Editors’ Note: The Mongolian LGBT Centre is this year’s awardee of the International Gay and Lesbian Human Rights Commission’s Felipa de Souza award, which honors human rights defenders working on LGBT rights each year at it’s a Celebration of Courage gala. Today’s guest bloggers are LGBT Advocacy Programme Manager Otgonbaatar Tsedendemberel and Youth Programme Manager Munkhzaya Nergui.
The establishment in 2009 of an NGO solely dedicated to upholding the human rights of Mongolia’s LGBT community was a milestone in the Mongolian LGBT rights movement, and marked the end of a difficult and frustrating three-year journey for we LGBT Centre founders. We encountered a lot of prejudice along the way, and a lot of unnecessary obstacles were placed in our path as a result of that prejudice.
This was indicative of the level of societal misunderstanding and lack of acceptance of LGBT people that exists across the board in Mongolia. We expected it because it was a fight that hadn’t been waged before, and hence we knew it was inevitable that it would not be an easy journey. We were prepared to go to the highest court in the land if necessary.
We had no intention of giving up, and we didn’t. But certainly people’s attitudes were – and remain – the greatest challenge.

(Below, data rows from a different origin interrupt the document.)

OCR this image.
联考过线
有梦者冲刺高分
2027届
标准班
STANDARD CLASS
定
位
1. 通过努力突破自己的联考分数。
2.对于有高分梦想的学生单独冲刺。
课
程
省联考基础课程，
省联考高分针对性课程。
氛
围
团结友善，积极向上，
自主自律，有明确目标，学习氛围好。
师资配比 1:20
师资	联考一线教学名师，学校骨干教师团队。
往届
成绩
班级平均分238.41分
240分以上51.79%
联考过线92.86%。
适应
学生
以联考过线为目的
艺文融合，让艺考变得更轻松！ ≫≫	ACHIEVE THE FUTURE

The issues facing the LGBT community in Mongolia are myriad and exist across all conceivable sectors of life.
One of our main areas of focus this past year has been on clearly defining those issues and on educating society about those issues and what needs to be done in order to overcome them – and in this we are really stressing two things: first is individual responsibility – that is, ending discrimination begins with each and every person – and the second is on the need to establish institutional and legislative protections for LGBT people, such as the enactment of a law on non-discrimination, something we are currently spearheading the push for.
In November, we launched the first national LGBT non-discrimination campaign, which is still running. As part of this campaign, we broke the key issues down into the following areas: Hate crimes, domestic violence against LGBT people, discrimination in education, discrimination in the health sector, and discrimination against LGBT relationships. Of course, these aren’t the only areas in which LGBT people face problems, but they certainly represent pressing areas of concern.
These are the main areas in which we are presently actively engaged, as well as undertaking such initiatives as working with Mongolian police to help broaden their understanding and acceptance of LGBT people. This is something that hasn’t been done before, but for which there is an urgent need given the level of police harassment that LGBT have faced.
We have already conducted two LGBT human rights training for police, which we will scale up throughout 2011. We have also been working to develop partnerships with a range of cross-sectoral civil society organisations to ensure the integration of LGBT human rights into their agendas as well.
Our visibility within Mongolia has led to us receiving a surprising amount of public support, and our staff have been invited to speak at a number of schools and universities in Ulaanbaatar. This really is the key to the future success of anything we do. Ours is a young population, and if we can change the hearts and minds of today’s youth, then we believe that future generations of LGBT people will enjoy a completely different reality.
IGLHRC has supported us at every step of our journey – and indeed continues to do so. It is so important to have that international support and to be able to call on IGLHRC’s collective knowledge of LGBT human rights and human rights mechanisms when needed (and we’ve needed it often), and in this we would particularly like to extend our deepest thanks to Grace Poore and Ging Cristobal. Without people like them, our work is that much harder.
The Felipa de Souza Award came as a big – albeit welcome – surprise to all of us. And to be honest, it still feels very surreal. Sometimes we feel incredibly far removed from the world’s eyes and the world’s consciousness, so this award reinforces to all of us that people are watching what is happening in Mongolia.
No activist works for accolades, but when they do come along they serve as a poignant reminder that no matter how difficult the challenges we face, we are headed down the right road.
The LGBT Centre NGO is Mongolia’s first and only LGBT human rights organisation. Registered in 2009 after a three-year battle with state authorities, in a country fraught with hatred towards, and violence against, sexuality minorities, the LGBT Centre is working to build a better and safer society for Mongolia’s lesbian, gay, bisexual and transgendered community.
The mission of the LGBT Centre is to instill the democratic and civic value of the non-discriminatory upholding, protection and promotion of those human rights guaranteed by the Constitution of Mongolia, the Universal Declaration of Human Rights and international conventions; to uphold, protect and promote the human rights of sexuality minorities; and to promote the correct understanding of sexual orientation and gender identity within Mongolian society.